Зачем ей быть двойным агентом, изображая сумасшествие и нездоровую тягу к чистоте, Трисс понятия не имеет, хоть и подозревает, что это всё действует по велению того самого аппарата. Поэтому-то она и с остервенением берётся за починку искореженных механизмов — если большой системы не изменить, то, по крайней мере, изменить малые она имеет полное право.
Тереза Штайн знает, что это неправильно, но назад, в то прошлое, где остались решимость и ярость, дороги нет. Та она, прежняя, умерла восемь лет назад, её скрутил, смял поток огненного вихря, которым ознаменовался взрыв в подвальной лаборатории, сжёг, смял подчистую, испепелил дотла.
Почему она здесь, ей не до конца понятно.
По крайней мере, одно можно сказать точно: хотя бы здесь, хотя бы вечером Трисс может взяться за ящик с инструментами и прекратить изображать психа, коим её считают если не все, то процентов семьдесят шесть или семь здешних людей.
Потому что всё-таки иногда приходится быть хорошим актёром, если не хочешь оказаться на улице. Под дождём, без гроша в кармане, как освистанный мальчишка.
Схожие обстоятельства вынуждают находить общий язык.
Джоз настолько привык к своей роли, что ненавидит, когда ему об этом напоминают, но лишь презрительно вздёргивает острый нос в ответ на извечный недвусмысленный вопрос:
— Не надоело, рыжий?
Глупый провинциальный мальчишка, смеётся втихомолку Трисс, хотя какой там мальчишка — он младше лишь на шесть лет. Но надо отдать ему должное, лгать он научился отменно. Получше, чем многие.
Он много лжёт, крепко сросшись со своей маской.
Лжёт, когда играет в карты, когда нарочито издевательски смеётся, когда, прислонившись к стене, показно-небрежно болтает по телефонной связи с теми, кто случайно попался на прицел. Улыбается, понимая, что и сам может оказаться на такой же ниточке хоть бы и завтра, если хоть разок споткнётся на кривой дорожке и не выполнит приказа.
Джоз слишком горд, чтобы признаться в своей неправоте. Оттого и страдает.

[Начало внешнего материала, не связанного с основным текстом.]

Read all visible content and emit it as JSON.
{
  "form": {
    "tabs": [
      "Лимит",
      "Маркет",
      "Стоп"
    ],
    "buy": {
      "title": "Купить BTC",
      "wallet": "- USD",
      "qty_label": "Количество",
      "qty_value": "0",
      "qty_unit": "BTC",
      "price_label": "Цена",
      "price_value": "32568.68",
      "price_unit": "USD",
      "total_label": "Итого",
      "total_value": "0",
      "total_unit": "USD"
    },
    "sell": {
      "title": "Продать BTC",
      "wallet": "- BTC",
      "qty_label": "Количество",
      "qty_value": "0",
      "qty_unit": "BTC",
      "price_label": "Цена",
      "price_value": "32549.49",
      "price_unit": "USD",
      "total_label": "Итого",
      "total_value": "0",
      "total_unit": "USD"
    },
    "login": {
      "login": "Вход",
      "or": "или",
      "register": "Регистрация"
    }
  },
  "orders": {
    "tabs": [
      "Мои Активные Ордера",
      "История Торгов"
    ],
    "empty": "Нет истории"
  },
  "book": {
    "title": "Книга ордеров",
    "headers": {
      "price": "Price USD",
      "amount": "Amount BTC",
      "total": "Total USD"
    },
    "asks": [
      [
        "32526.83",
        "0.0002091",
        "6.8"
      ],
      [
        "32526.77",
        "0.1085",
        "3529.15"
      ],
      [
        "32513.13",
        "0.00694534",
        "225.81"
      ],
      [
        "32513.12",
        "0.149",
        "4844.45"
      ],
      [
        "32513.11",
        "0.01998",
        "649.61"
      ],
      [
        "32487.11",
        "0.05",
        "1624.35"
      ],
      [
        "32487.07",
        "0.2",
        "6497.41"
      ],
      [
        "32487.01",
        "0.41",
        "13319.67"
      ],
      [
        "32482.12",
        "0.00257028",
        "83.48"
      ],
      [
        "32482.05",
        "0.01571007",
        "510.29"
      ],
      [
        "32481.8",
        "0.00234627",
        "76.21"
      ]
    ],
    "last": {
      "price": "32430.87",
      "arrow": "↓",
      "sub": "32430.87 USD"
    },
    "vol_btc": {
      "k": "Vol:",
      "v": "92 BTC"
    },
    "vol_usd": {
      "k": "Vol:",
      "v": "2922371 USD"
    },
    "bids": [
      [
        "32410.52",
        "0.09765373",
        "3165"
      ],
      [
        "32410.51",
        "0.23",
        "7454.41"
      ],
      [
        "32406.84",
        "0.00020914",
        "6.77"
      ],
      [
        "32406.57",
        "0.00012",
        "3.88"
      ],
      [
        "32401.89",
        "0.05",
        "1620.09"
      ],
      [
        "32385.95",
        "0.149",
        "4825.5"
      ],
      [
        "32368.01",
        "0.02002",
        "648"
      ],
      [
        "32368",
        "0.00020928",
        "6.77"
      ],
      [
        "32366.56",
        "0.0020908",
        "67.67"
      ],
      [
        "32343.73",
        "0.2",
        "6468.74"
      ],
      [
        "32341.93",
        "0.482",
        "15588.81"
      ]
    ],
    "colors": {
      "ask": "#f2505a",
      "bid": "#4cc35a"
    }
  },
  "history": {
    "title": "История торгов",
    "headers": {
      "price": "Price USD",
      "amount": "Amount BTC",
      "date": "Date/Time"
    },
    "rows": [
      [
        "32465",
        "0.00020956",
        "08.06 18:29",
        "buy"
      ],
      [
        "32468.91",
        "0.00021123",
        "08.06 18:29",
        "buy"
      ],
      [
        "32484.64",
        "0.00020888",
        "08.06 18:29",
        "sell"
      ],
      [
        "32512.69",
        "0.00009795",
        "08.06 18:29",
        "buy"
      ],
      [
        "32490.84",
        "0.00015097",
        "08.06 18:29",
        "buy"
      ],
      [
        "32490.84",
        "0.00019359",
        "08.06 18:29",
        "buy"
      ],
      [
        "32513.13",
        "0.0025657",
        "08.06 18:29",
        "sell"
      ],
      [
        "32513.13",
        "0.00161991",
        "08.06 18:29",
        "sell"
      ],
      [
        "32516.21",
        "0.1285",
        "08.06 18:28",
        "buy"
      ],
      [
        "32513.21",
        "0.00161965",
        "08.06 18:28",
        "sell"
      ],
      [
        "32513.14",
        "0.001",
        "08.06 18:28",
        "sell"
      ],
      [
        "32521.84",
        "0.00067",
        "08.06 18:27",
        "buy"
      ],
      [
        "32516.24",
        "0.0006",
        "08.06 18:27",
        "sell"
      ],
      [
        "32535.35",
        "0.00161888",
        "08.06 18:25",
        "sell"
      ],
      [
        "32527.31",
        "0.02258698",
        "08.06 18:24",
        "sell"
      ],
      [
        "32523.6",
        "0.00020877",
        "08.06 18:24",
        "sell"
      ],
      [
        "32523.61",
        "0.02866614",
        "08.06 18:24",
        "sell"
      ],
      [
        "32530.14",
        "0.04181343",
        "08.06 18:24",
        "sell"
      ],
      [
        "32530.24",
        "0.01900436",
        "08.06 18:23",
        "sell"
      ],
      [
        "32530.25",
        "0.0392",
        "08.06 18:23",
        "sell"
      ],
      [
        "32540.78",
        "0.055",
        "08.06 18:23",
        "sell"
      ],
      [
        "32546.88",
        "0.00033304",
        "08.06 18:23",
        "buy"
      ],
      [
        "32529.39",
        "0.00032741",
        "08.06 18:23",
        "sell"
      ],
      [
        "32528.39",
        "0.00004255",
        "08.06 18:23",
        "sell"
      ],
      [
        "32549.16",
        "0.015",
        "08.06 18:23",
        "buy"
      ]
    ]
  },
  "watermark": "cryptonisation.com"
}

— Пикового валета и две десятки из левого рукава на стол, — резко и жёстко обрубает повисшую в штабе, пропахшую солдатскими сигаретами тишину Трисс, сощуренно оглядывая веером расположившиеся обтрёпанные карты. — Живо.
— Не понимаю, о чём ты. — Джоз картинно поднимает чёткие брови и отодвигается от стола.
— Прекрасно понимаешь, беззубый.
Джоз болезненно кривится, отчего тонкие косые шрамы, стягивающие левую щеку, белеют и врезаются в кожу, и рука сама по себе разжимается и выкладывает спрятанные карты на исщербленный стол.
— Твоя взяла. Когда я наконец смогу у тебя выиграть?
— Прежде всего отучись мухлевать, Ольви.
Жаль, что им не обыграть большой поток круговорота жизни, что они не станут теми, кто обставил в рваные карманные картишки саму Жизнь — врать им теперь явно к лицу.
Ей до смерти надоел этот цирк, эта игра, эта натянутая шизофрения, от которой, чего доброго, и впрямь свихнуться набок можно. Надоела стерильная чистота. Надоела форма уборщицы, не идущая ни в какое сравнение со штанами и курткой механика.
Надоело абсолютно всё.
Холодная тяжесть металла несколько раз перелицованного, давно списанного автомата в руках успокаивает, напоминая о мечте стать первоклассным снайпером.